Defendants have attacked Count IV of the complaint on the grounds that Plaintiff does not provide "sufficient facts to support a Section 1983 cause of action against the Board" and "does not include any facts in her complaint which indicate that the Board adopted a policy of violating her constitutional rights." Mot. to Dismiss Mem. at 6. However, Plaintiff claims that all Defendants were in fact involved in a policy of constitutional deprivation: "Defendants Board and Ruyack and Frazin in their official capacities under color of law, regulation, custom or usage have subject [sic] the Plaintiff to the deprivation of equal protection." Am. Compl. ¶ 73. Defendant is of course correct that the factual basis for any such custom is not present in the record, but it is nonetheless alleged. Defendants' motion to dismiss Count IV as a whole is DENIED.
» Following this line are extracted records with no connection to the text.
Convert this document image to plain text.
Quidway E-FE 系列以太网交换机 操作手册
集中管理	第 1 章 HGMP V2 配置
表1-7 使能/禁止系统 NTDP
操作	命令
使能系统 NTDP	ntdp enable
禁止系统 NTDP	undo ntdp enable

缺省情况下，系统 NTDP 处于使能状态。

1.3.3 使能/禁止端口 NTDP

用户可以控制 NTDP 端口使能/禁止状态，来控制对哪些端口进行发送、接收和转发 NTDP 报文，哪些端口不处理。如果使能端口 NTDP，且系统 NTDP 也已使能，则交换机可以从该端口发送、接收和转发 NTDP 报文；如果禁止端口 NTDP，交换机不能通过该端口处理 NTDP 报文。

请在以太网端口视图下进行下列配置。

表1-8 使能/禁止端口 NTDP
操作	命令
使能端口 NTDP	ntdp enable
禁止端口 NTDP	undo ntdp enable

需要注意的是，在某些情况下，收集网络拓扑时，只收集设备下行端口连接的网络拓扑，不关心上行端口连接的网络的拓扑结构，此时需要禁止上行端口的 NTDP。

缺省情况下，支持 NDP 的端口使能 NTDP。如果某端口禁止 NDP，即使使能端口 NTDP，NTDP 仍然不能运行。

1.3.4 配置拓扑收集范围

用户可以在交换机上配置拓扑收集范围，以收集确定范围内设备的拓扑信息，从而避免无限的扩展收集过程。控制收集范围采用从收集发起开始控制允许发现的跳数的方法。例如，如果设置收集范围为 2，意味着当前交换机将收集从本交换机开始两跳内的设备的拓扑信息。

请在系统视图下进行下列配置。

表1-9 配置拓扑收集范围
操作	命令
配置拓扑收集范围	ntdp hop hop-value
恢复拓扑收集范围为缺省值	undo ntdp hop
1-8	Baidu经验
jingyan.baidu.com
Defendants also maintain that a single factual situation cannot form the basis for a claim under both Title IX and Section 1983. Mot. to Dismiss Mem. at 4. Because Count IV is based in part on Defendants' failure to provide a teacher's aide — the same basis for her Title IX discrimination claim in Count IX. Defendants therefore move to strike this claim from Count IV. Insofar as Title IX provides a comprehensive scheme for remedying discriminatory conduct by educational institutions, it does indeed preclude claims brought on identical facts under the more general Section 1983. See Waid v. Merrill Area Pub. Sch., 91 F.3d 857, 862-63 (7th Cir. 1996) (finding that Title IX "gives plaintiffs access to the full panoply of judicial remedies . . . suggest[ing] that Congress saw Title IX as the device for redressing any grievance arising from a violation of federal civil rights by an educational institution"). Therefore, a claim that was brought or could have been brought under Title IX should be stricken. See id.

However, Title IX's preclusive effect should not be applied where it does not provide an alternative path toward a remedy. Id. (basing its reasoning on Title IX's provision of adequate remedies). The named defendants could not have exerted control over federal funding as individuals, and therefore are not the appropriate parties to a Title IX action in that capacity. See Davis Next Friend LaShonda D. v. Monroe County Bd. of Educ., 526 U.S. 629, 640-41 (1999). As such, the preclusive effect of Title IX cannot be applied to a Section 1983 claim brought against Frazin and Ruyack in their individual capacities. For that reason, Defendants' motion to strike Count IV's claim based upon the failure to provide a classroom aide is GRANTED with respect to the Board of Ed, as well as Frazin and Ruyack in their official capacities. In every other respect this motion is DENIED.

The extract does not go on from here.